Disease vs. Syndrome: A disease is a specific pathological condition; a syndrome is a collection of signs and symptoms.
HIV: Structure, Replication, and Immune Evasion
Structure: Enveloped retrovirus with two copies of single-stranded RNA, reverse transcriptase, and surface glycoproteins (gp120, gp41).
Replication: HIV binds to CD4+ T cells, fuses with the membrane, reverse transcribes RNA to DNA, integrates into host genome, and produces new virions.
Immune Evasion: High mutation rate, latency in host genome, and destruction of immune cells.

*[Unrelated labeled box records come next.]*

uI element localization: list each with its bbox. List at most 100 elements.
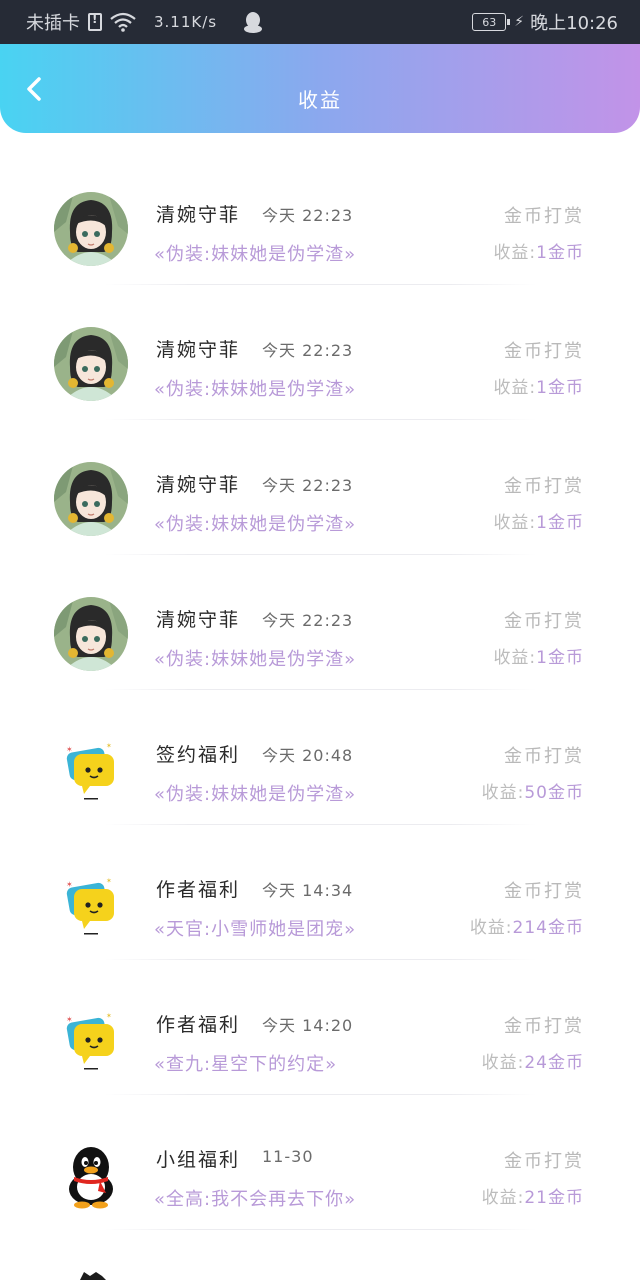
qq-icon — [244, 12, 263, 33]
book-title: «全高:我不会再去下你» — [154, 1189, 357, 1210]
book-title: «查九:星空下的约定» — [154, 1054, 338, 1075]
status-bar: 未插卡 3.11K/s 63 ⚡ 晚上10:26 — [0, 0, 640, 44]
income-label: 收益: — [481, 783, 525, 803]
income-label: 收益: — [493, 648, 537, 668]
income-amount: 收益:24金币 — [482, 1048, 584, 1073]
avatar[interactable]: ✶ ✶ — [54, 1002, 128, 1076]
battery-level: 63 — [482, 15, 497, 29]
income-list-item[interactable]: ✶ ✶ 签约福利 今天 20:48 «伪装:妹妹她是伪学渣» 金币打赏 收益:5… — [0, 690, 640, 825]
avatar[interactable] — [54, 462, 128, 536]
income-value: 50金币 — [524, 783, 584, 803]
avatar[interactable] — [54, 327, 128, 401]
sender-name: 清婉守菲 — [156, 474, 241, 496]
wifi-icon — [110, 12, 136, 32]
clock-time: 晚上10:26 — [530, 13, 618, 34]
sender-name: 作者福利 — [156, 879, 241, 901]
reward-type: 金币打赏 — [504, 881, 584, 902]
svg-text:✶: ✶ — [106, 1012, 112, 1020]
income-value: 1金币 — [536, 243, 584, 263]
income-list: 清婉守菲 今天 22:23 «伪装:妹妹她是伪学渣» 金币打赏 收益:1金币 清… — [0, 150, 640, 1230]
item-time: 今天 22:23 — [262, 341, 354, 360]
book-title: «伪装:妹妹她是伪学渣» — [154, 379, 357, 400]
income-value: 214金币 — [512, 918, 584, 938]
income-list-item[interactable]: 清婉守菲 今天 22:23 «伪装:妹妹她是伪学渣» 金币打赏 收益:1金币 — [0, 555, 640, 690]
income-list-item[interactable]: 清婉守菲 今天 22:23 «伪装:妹妹她是伪学渣» 金币打赏 收益:1金币 — [0, 420, 640, 555]
network-speed: 3.11K/s — [154, 13, 218, 31]
sim-alert-icon — [88, 12, 102, 31]
income-amount: 收益:1金币 — [493, 508, 584, 533]
header-bar: 收益 — [0, 44, 640, 133]
partial-avatar-icon — [80, 1272, 106, 1280]
reward-type: 金币打赏 — [504, 206, 584, 227]
income-amount: 收益:1金币 — [493, 373, 584, 398]
income-value: 24金币 — [524, 1053, 584, 1073]
income-list-item[interactable]: ✶ ✶ 作者福利 今天 14:34 «天官:小雪师她是团宠» 金币打赏 收益:2… — [0, 825, 640, 960]
carrier-text: 未插卡 — [26, 13, 80, 34]
income-amount: 收益:1金币 — [493, 643, 584, 668]
item-time: 今天 22:23 — [262, 206, 354, 225]
income-amount: 收益:1金币 — [493, 238, 584, 263]
sender-name: 小组福利 — [156, 1149, 241, 1171]
income-list-item[interactable]: 小组福利 11-30 «全高:我不会再去下你» 金币打赏 收益:21金币 — [0, 1095, 640, 1230]
income-label: 收益: — [469, 918, 513, 938]
income-list-item[interactable]: 清婉守菲 今天 22:23 «伪装:妹妹她是伪学渣» 金币打赏 收益:1金币 — [0, 285, 640, 420]
avatar-girl-icon — [54, 462, 128, 536]
reward-type: 金币打赏 — [504, 746, 584, 767]
reward-type: 金币打赏 — [504, 611, 584, 632]
charging-icon: ⚡ — [514, 14, 525, 30]
item-time: 今天 14:20 — [262, 1016, 354, 1035]
penguin-icon — [54, 1137, 128, 1211]
sender-name: 签约福利 — [156, 744, 241, 766]
income-label: 收益: — [481, 1053, 525, 1073]
income-label: 收益: — [481, 1188, 525, 1208]
income-label: 收益: — [493, 378, 537, 398]
reward-type: 金币打赏 — [504, 476, 584, 497]
avatar[interactable] — [54, 597, 128, 671]
income-amount: 收益:214金币 — [470, 913, 584, 938]
svg-text:✶: ✶ — [106, 742, 112, 750]
income-value: 1金币 — [536, 513, 584, 533]
income-value: 21金币 — [524, 1188, 584, 1208]
svg-text:✶: ✶ — [66, 1015, 73, 1024]
avatar[interactable] — [54, 1137, 128, 1211]
sender-name: 清婉守菲 — [156, 339, 241, 361]
income-list-item[interactable]: 清婉守菲 今天 22:23 «伪装:妹妹她是伪学渣» 金币打赏 收益:1金币 — [0, 150, 640, 285]
avatar[interactable]: ✶ ✶ — [54, 867, 128, 941]
chat-bubble-icon: ✶ ✶ — [54, 1002, 128, 1076]
item-time: 今天 22:23 — [262, 476, 354, 495]
reward-type: 金币打赏 — [504, 1151, 584, 1172]
income-amount: 收益:50金币 — [482, 778, 584, 803]
item-time: 今天 14:34 — [262, 881, 354, 900]
income-amount: 收益:21金币 — [482, 1183, 584, 1208]
avatar-girl-icon — [54, 597, 128, 671]
page-title: 收益 — [298, 88, 342, 112]
item-time: 今天 20:48 — [262, 746, 354, 765]
book-title: «伪装:妹妹她是伪学渣» — [154, 244, 357, 265]
book-title: «天官:小雪师她是团宠» — [154, 919, 357, 940]
income-label: 收益: — [493, 243, 537, 263]
svg-text:✶: ✶ — [106, 877, 112, 885]
income-label: 收益: — [493, 513, 537, 533]
item-time: 今天 22:23 — [262, 611, 354, 630]
avatar[interactable]: ✶ ✶ — [54, 732, 128, 806]
chat-bubble-icon: ✶ ✶ — [54, 732, 128, 806]
income-value: 1金币 — [536, 648, 584, 668]
divider — [104, 1229, 536, 1230]
chat-bubble-icon: ✶ ✶ — [54, 867, 128, 941]
book-title: «伪装:妹妹她是伪学渣» — [154, 649, 357, 670]
avatar-girl-icon — [54, 327, 128, 401]
avatar[interactable] — [54, 192, 128, 266]
sender-name: 清婉守菲 — [156, 609, 241, 631]
avatar-girl-icon — [54, 192, 128, 266]
reward-type: 金币打赏 — [504, 341, 584, 362]
income-value: 1金币 — [536, 378, 584, 398]
sender-name: 清婉守菲 — [156, 204, 241, 226]
svg-text:✶: ✶ — [66, 880, 73, 889]
svg-text:✶: ✶ — [66, 745, 73, 754]
battery-icon: 63 — [472, 13, 511, 31]
item-time: 11-30 — [262, 1147, 314, 1166]
book-title: «伪装:妹妹她是伪学渣» — [154, 514, 357, 535]
sender-name: 作者福利 — [156, 1014, 241, 1036]
reward-type: 金币打赏 — [504, 1016, 584, 1037]
income-list-item[interactable]: ✶ ✶ 作者福利 今天 14:20 «查九:星空下的约定» 金币打赏 收益:24… — [0, 960, 640, 1095]
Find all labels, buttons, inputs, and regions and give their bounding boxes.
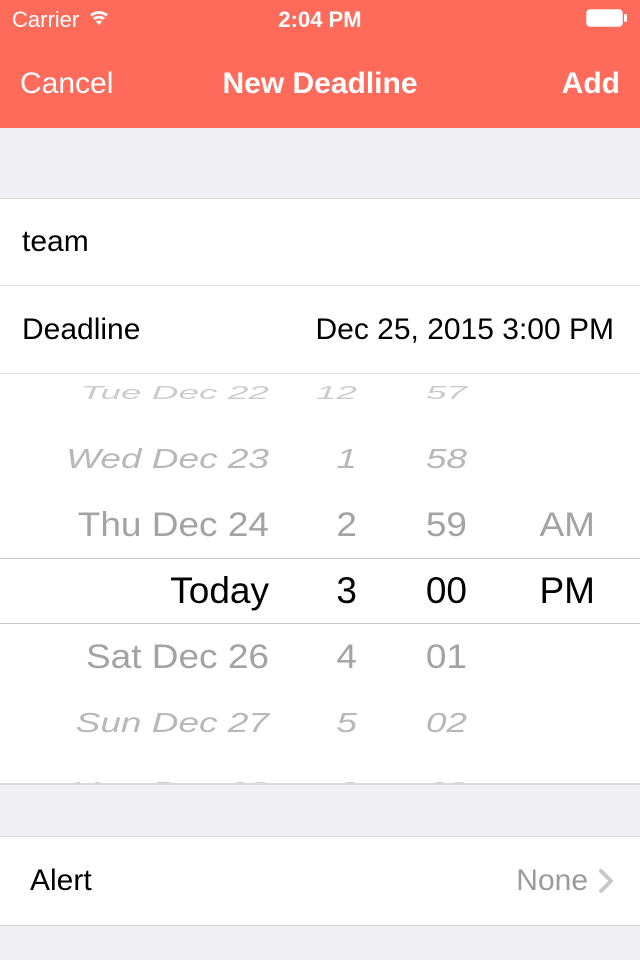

Helper T Cell Population and AIDS Progression
Relationship: Progressive loss of CD4+ T cells leads to immunodeficiency and susceptibility to opportunistic infections.
HIV Transmission: Risk and Prevention
Behaviors Increasing Risk:
Unprotected sexual contact
Sharing needles
Receiving contaminated blood products
Mother-to-child transmission (perinatal)
Behaviors Preventing Infection:
Consistent condom use
Using sterile needles
Screening blood products
Antiretroviral therapy for pregnant women
Additional info: Some explanations and examples were expanded for clarity and completeness based on standard microbiology textbooks.